You’ve nobly accepted the role of caregiver and are anxious to grab the reins and provide exceptional care for a loved-one. Horror stories describing the mental and emotional stress of caregiving are overexaggerated. Your independent personality paired with impressive problem solving skills will make caregiving’s challenges less difficult. Everything is under control. How emotionally draining can caregiving be? Meal preparation, bathing, dressing, afternoon naps, medication reminders….piece of cake, right? WRONG! As a young, energetic, independent woman, I was unable to keep up with caregiving’s daily demands. The emotions encountered during this journey were overwhelming and mentally exhausting. Varied emotions supported a vicious cycle of fatigue, burnout, and depression. Following are the emotions I experienced while persevering caregiving’s craziness!
- Worry is constant while caregiving.

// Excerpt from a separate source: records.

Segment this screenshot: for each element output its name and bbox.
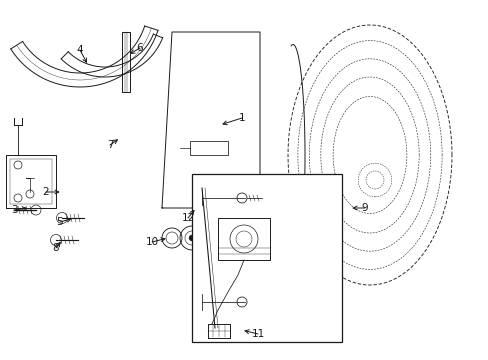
Bar bbox=[190, 141, 227, 155]
Text: 7: 7 bbox=[106, 140, 113, 150]
Text: 10: 10 bbox=[145, 237, 158, 247]
Text: 8: 8 bbox=[53, 243, 59, 253]
Text: 3: 3 bbox=[11, 205, 17, 215]
Text: 2: 2 bbox=[42, 187, 49, 197]
Text: 4: 4 bbox=[77, 45, 83, 55]
Text: 11: 11 bbox=[251, 329, 264, 339]
Text: 12: 12 bbox=[181, 213, 194, 223]
Bar bbox=[218, 218, 269, 260]
Text: 1: 1 bbox=[238, 113, 245, 123]
Text: 9: 9 bbox=[361, 203, 367, 213]
Text: 6: 6 bbox=[137, 43, 143, 53]
Bar bbox=[192, 174, 341, 342]
Text: 5: 5 bbox=[57, 217, 63, 227]
Circle shape bbox=[189, 235, 195, 241]
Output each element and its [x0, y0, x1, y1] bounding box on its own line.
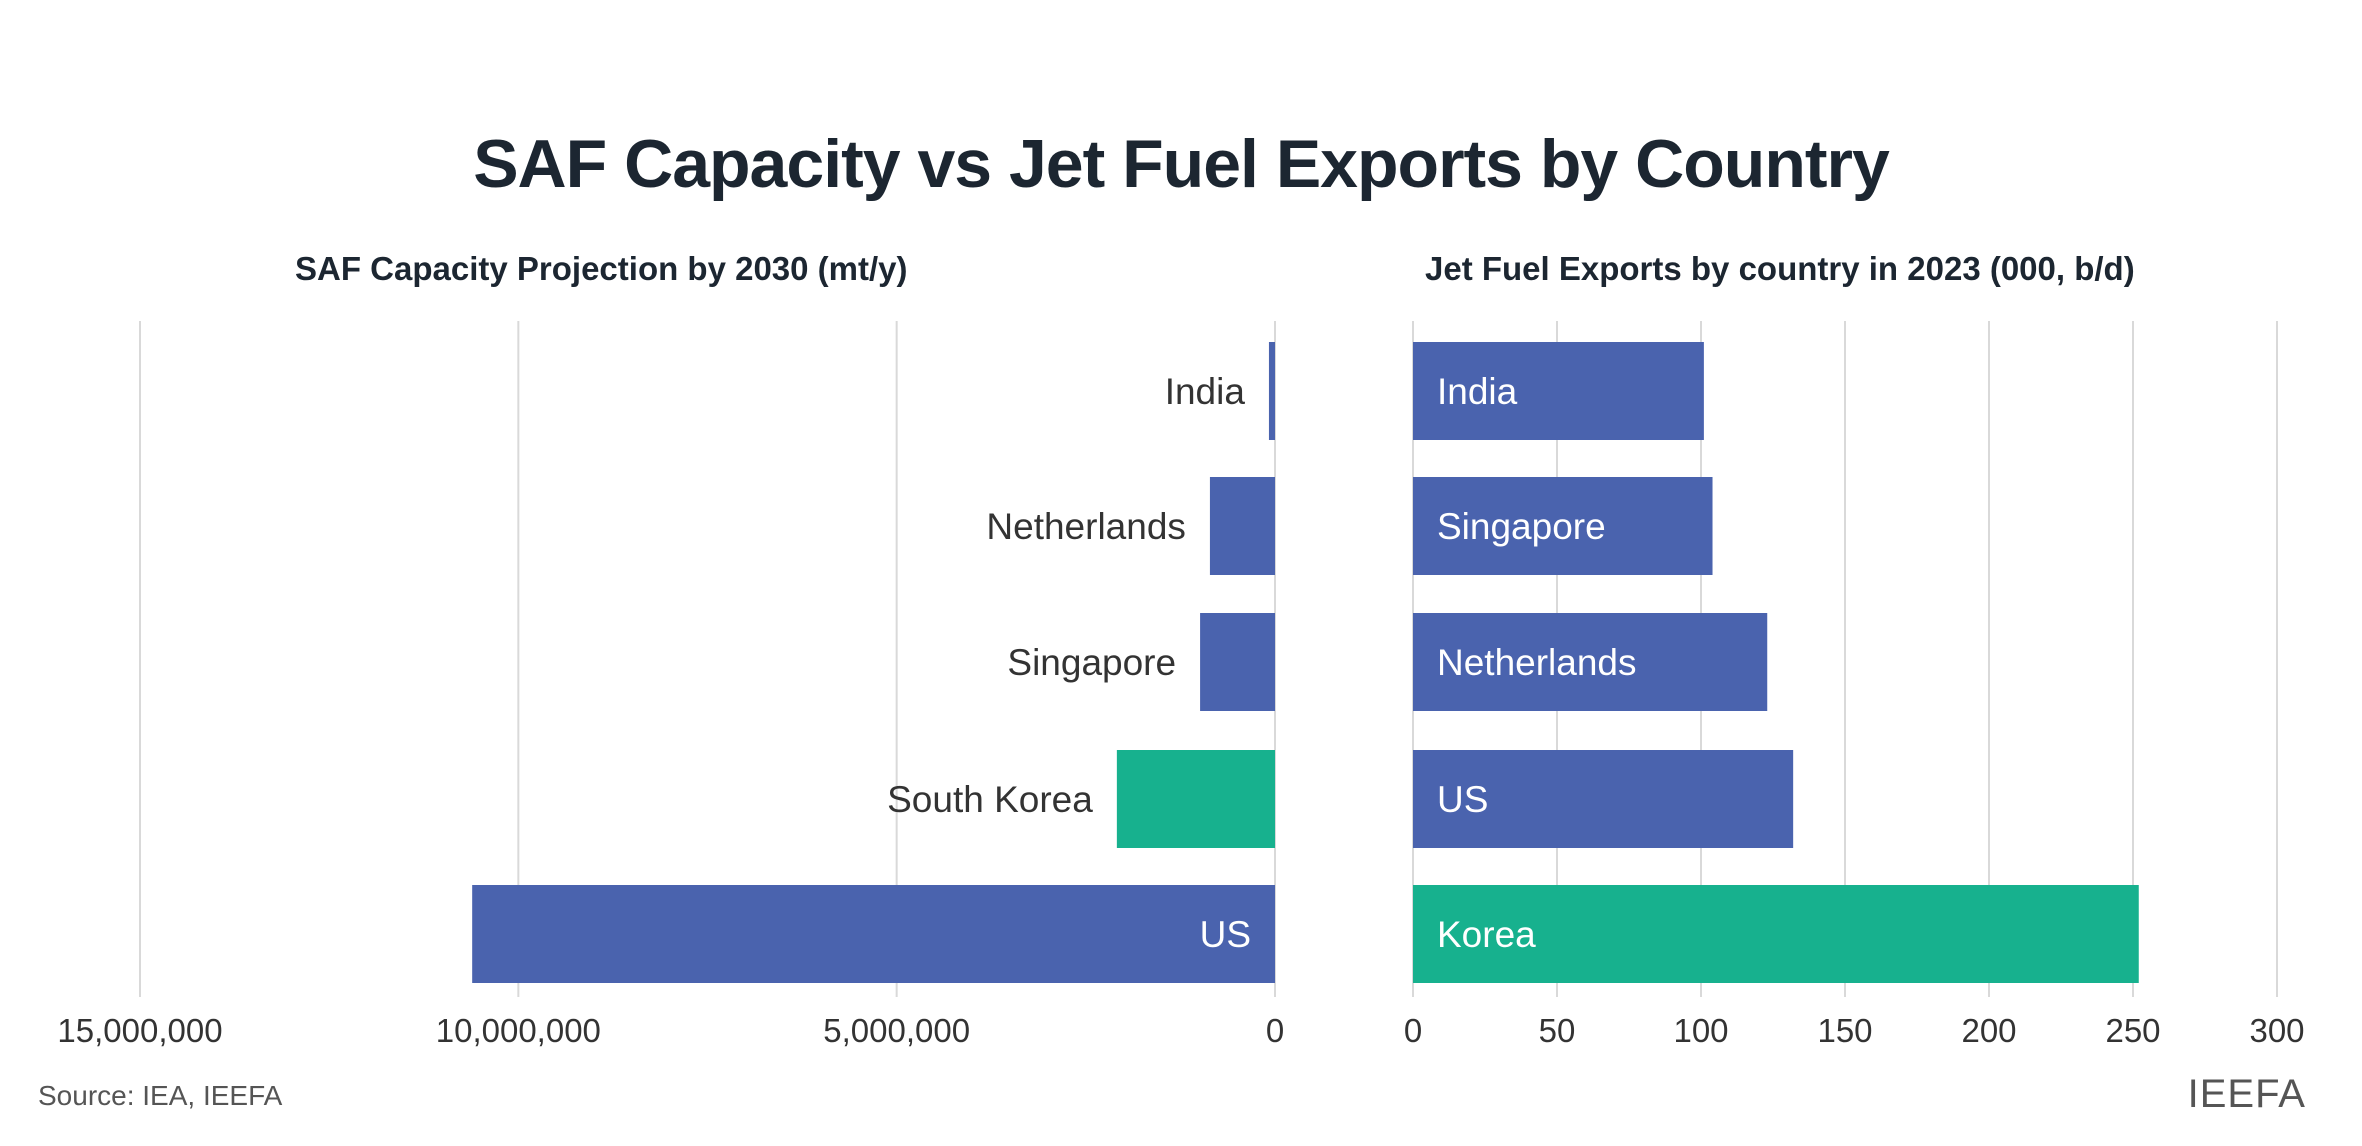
x-tick-label: 5,000,000 — [823, 1012, 970, 1049]
x-tick-label: 10,000,000 — [436, 1012, 601, 1049]
x-tick-label: 300 — [2249, 1012, 2304, 1049]
bar-netherlands — [1413, 613, 1768, 711]
left-chart-subtitle: SAF Capacity Projection by 2030 (mt/y) — [295, 250, 908, 287]
bar-south-korea — [1116, 750, 1275, 848]
bar-us — [472, 885, 1276, 983]
right-chart-subtitle: Jet Fuel Exports by country in 2023 (000… — [1425, 250, 2135, 287]
bar-india — [1268, 342, 1275, 440]
x-tick-label: 50 — [1539, 1012, 1576, 1049]
category-label: Singapore — [1007, 642, 1176, 683]
chart-title: SAF Capacity vs Jet Fuel Exports by Coun… — [473, 126, 1890, 202]
bar-korea — [1413, 885, 2139, 983]
category-label: South Korea — [887, 779, 1093, 820]
bar-singapore — [1200, 613, 1275, 711]
category-label: US — [1437, 779, 1488, 820]
category-label: India — [1165, 371, 1246, 412]
category-label: US — [1200, 914, 1251, 955]
source-note: Source: IEA, IEEFA — [38, 1080, 283, 1111]
bar-netherlands — [1209, 477, 1275, 575]
x-tick-label: 100 — [1673, 1012, 1728, 1049]
bar-singapore — [1413, 477, 1713, 575]
category-label: Korea — [1437, 914, 1536, 955]
bar-us — [1413, 750, 1794, 848]
category-label: Singapore — [1437, 506, 1606, 547]
x-tick-label: 15,000,000 — [57, 1012, 222, 1049]
category-label: Netherlands — [986, 506, 1186, 547]
category-label: India — [1437, 371, 1518, 412]
bar-india — [1413, 342, 1704, 440]
category-label: Netherlands — [1437, 642, 1637, 683]
brand-logo: IEEFA — [2187, 1072, 2306, 1116]
x-tick-label: 0 — [1404, 1012, 1422, 1049]
x-tick-label: 150 — [1817, 1012, 1872, 1049]
x-tick-label: 200 — [1961, 1012, 2016, 1049]
x-tick-label: 250 — [2105, 1012, 2160, 1049]
x-tick-label: 0 — [1266, 1012, 1284, 1049]
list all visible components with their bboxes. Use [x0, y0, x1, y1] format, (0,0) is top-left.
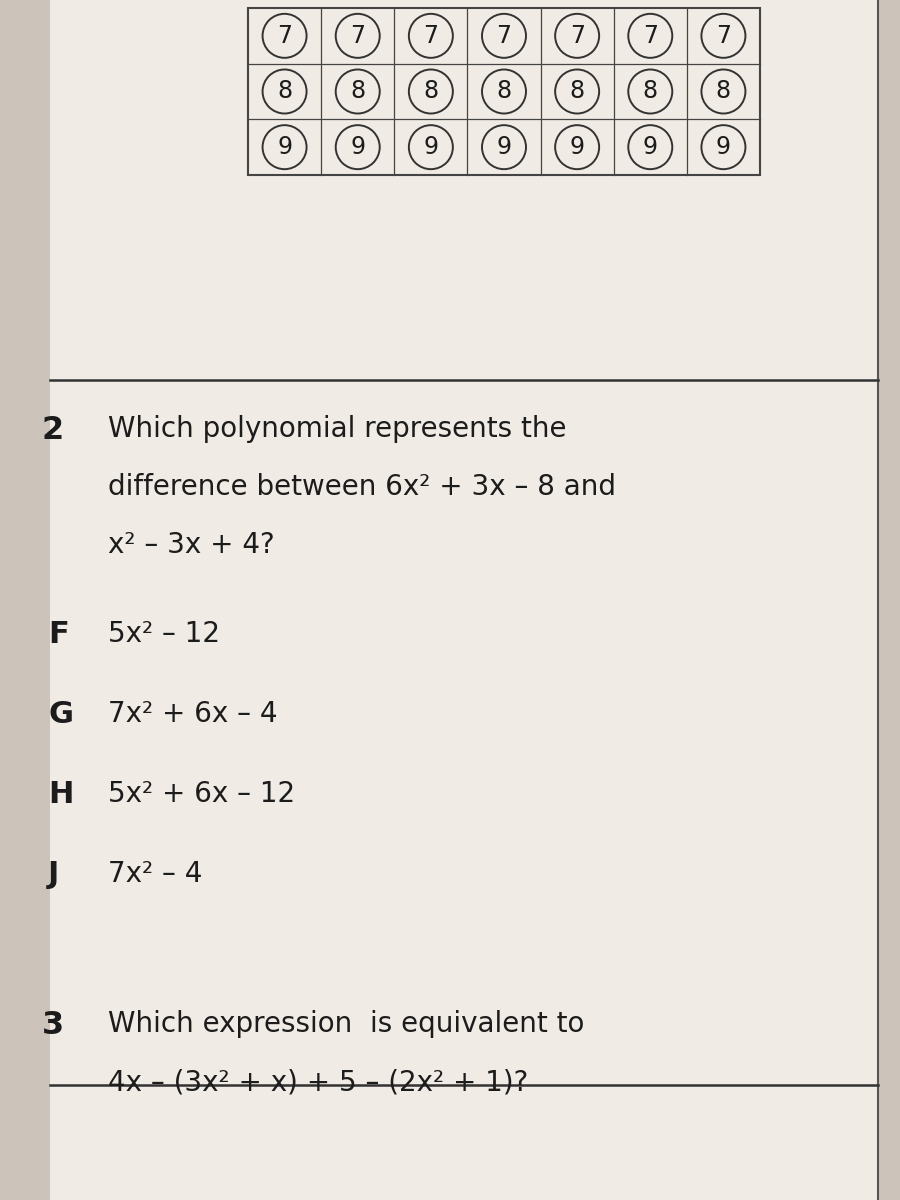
Text: 7: 7	[570, 24, 585, 48]
Text: 8: 8	[643, 79, 658, 103]
Text: 9: 9	[716, 136, 731, 160]
Text: 7: 7	[277, 24, 292, 48]
Text: 9: 9	[570, 136, 585, 160]
Text: 7: 7	[497, 24, 511, 48]
Text: 7x² – 4: 7x² – 4	[108, 860, 202, 888]
Text: 8: 8	[423, 79, 438, 103]
Text: J: J	[48, 860, 59, 889]
Text: 8: 8	[497, 79, 511, 103]
Text: 8: 8	[277, 79, 292, 103]
Text: 9: 9	[350, 136, 365, 160]
Text: 2: 2	[42, 415, 64, 446]
Circle shape	[336, 70, 380, 114]
Circle shape	[628, 125, 672, 169]
Circle shape	[336, 125, 380, 169]
Circle shape	[701, 14, 745, 58]
Text: 8: 8	[350, 79, 365, 103]
Text: x² – 3x + 4?: x² – 3x + 4?	[108, 530, 274, 559]
Circle shape	[263, 70, 307, 114]
Text: 9: 9	[277, 136, 292, 160]
Text: 9: 9	[497, 136, 511, 160]
Circle shape	[628, 70, 672, 114]
Text: 8: 8	[570, 79, 585, 103]
Circle shape	[701, 70, 745, 114]
Text: Which polynomial represents the: Which polynomial represents the	[108, 415, 566, 443]
Text: 5x² – 12: 5x² – 12	[108, 620, 220, 648]
Text: G: G	[48, 700, 73, 728]
Circle shape	[263, 125, 307, 169]
Circle shape	[701, 125, 745, 169]
Text: 7: 7	[643, 24, 658, 48]
Circle shape	[555, 70, 599, 114]
Text: 8: 8	[716, 79, 731, 103]
Circle shape	[263, 14, 307, 58]
Circle shape	[409, 70, 453, 114]
Circle shape	[409, 14, 453, 58]
Circle shape	[555, 125, 599, 169]
Text: 9: 9	[423, 136, 438, 160]
Circle shape	[482, 14, 526, 58]
Text: 7: 7	[716, 24, 731, 48]
Circle shape	[555, 14, 599, 58]
Circle shape	[482, 70, 526, 114]
Text: difference between 6x² + 3x – 8 and: difference between 6x² + 3x – 8 and	[108, 473, 616, 502]
Text: 5x² + 6x – 12: 5x² + 6x – 12	[108, 780, 295, 808]
Text: 3: 3	[42, 1010, 64, 1040]
Text: 9: 9	[643, 136, 658, 160]
Circle shape	[336, 14, 380, 58]
Text: H: H	[48, 780, 74, 809]
Circle shape	[628, 14, 672, 58]
Text: Which expression  is equivalent to: Which expression is equivalent to	[108, 1010, 584, 1038]
Text: 7: 7	[423, 24, 438, 48]
Text: F: F	[48, 620, 68, 649]
Text: 7x² + 6x – 4: 7x² + 6x – 4	[108, 700, 277, 728]
Text: 7: 7	[350, 24, 365, 48]
Circle shape	[409, 125, 453, 169]
Text: 4x – (3x² + x) + 5 – (2x² + 1)?: 4x – (3x² + x) + 5 – (2x² + 1)?	[108, 1068, 528, 1096]
Bar	[248, 8, 760, 175]
Circle shape	[482, 125, 526, 169]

Anything and everything pertaining to the care-recipient becomes a worry. It’s emotionally draining and physically unhealthy. Excessive worrying wreaks havoc on caregivers’ minds and bodies. They lose confidence in their capabilities and experience unwanted weight loss or gain.
- Anger manifests when anxiety and depression overshadow your initial caregiving motives. Social isolation creates a stressful, argumentative environment. The world is viewed as unfair while onlookers question your caregiving intentions.
- Resentment occurs when caregiving becomes too overwhelming and the final result is burnout. High stress levels promote foggy thinking. Caregivers begin to blame the care-recipient for their inactive social lives and recurring health problems. Family and friends are disliked for their non-participation in major responsibilities.
- Loneliness is a direct result of social isolation and inconclusive respite care research. The four walls of a home are unifying but disharmonious. Concerns and needs are expressed, but only the walls are listening. Social isolation can be resolved by simple phone calls or visits from family and friends. Caregivers must have the opportunity to vent and voice their concerns.
- Guilt is an intrusive emotion continuing long after caregiving ends. The inability to improve a care-recipient’s quality of life or prevent deteriorating health fuels caregiver guilt. Death is an unavoidable conclusion overloading caregivers’ minds with doubtful thoughts and what-if’s. A care-recipient’s passing doesn’t release you from feelings of frustration and guilt.
- Grief transpires when caregivers anticipate the end of their caregiving journey. The reality of the situation becomes obvious and they begin grieving the care-recipient. A depressive mood lingers and consumes the care environment. It’s an emotionally draining unpreventable circumstance.
Caregiving reveals both positive and negative emotions. Avoid resenting the care-recipient for generated negative feelings. Combat caregiving’s emotional rollercoaster by instating a stable support system and arranging deserved respite care. Exhaustion fosters irrational thinking and moodiness. Practicing self-care and emphasizing initial caregiving goals will recreate your nurturing, caring, independent self. Thank you for reading. Good luck!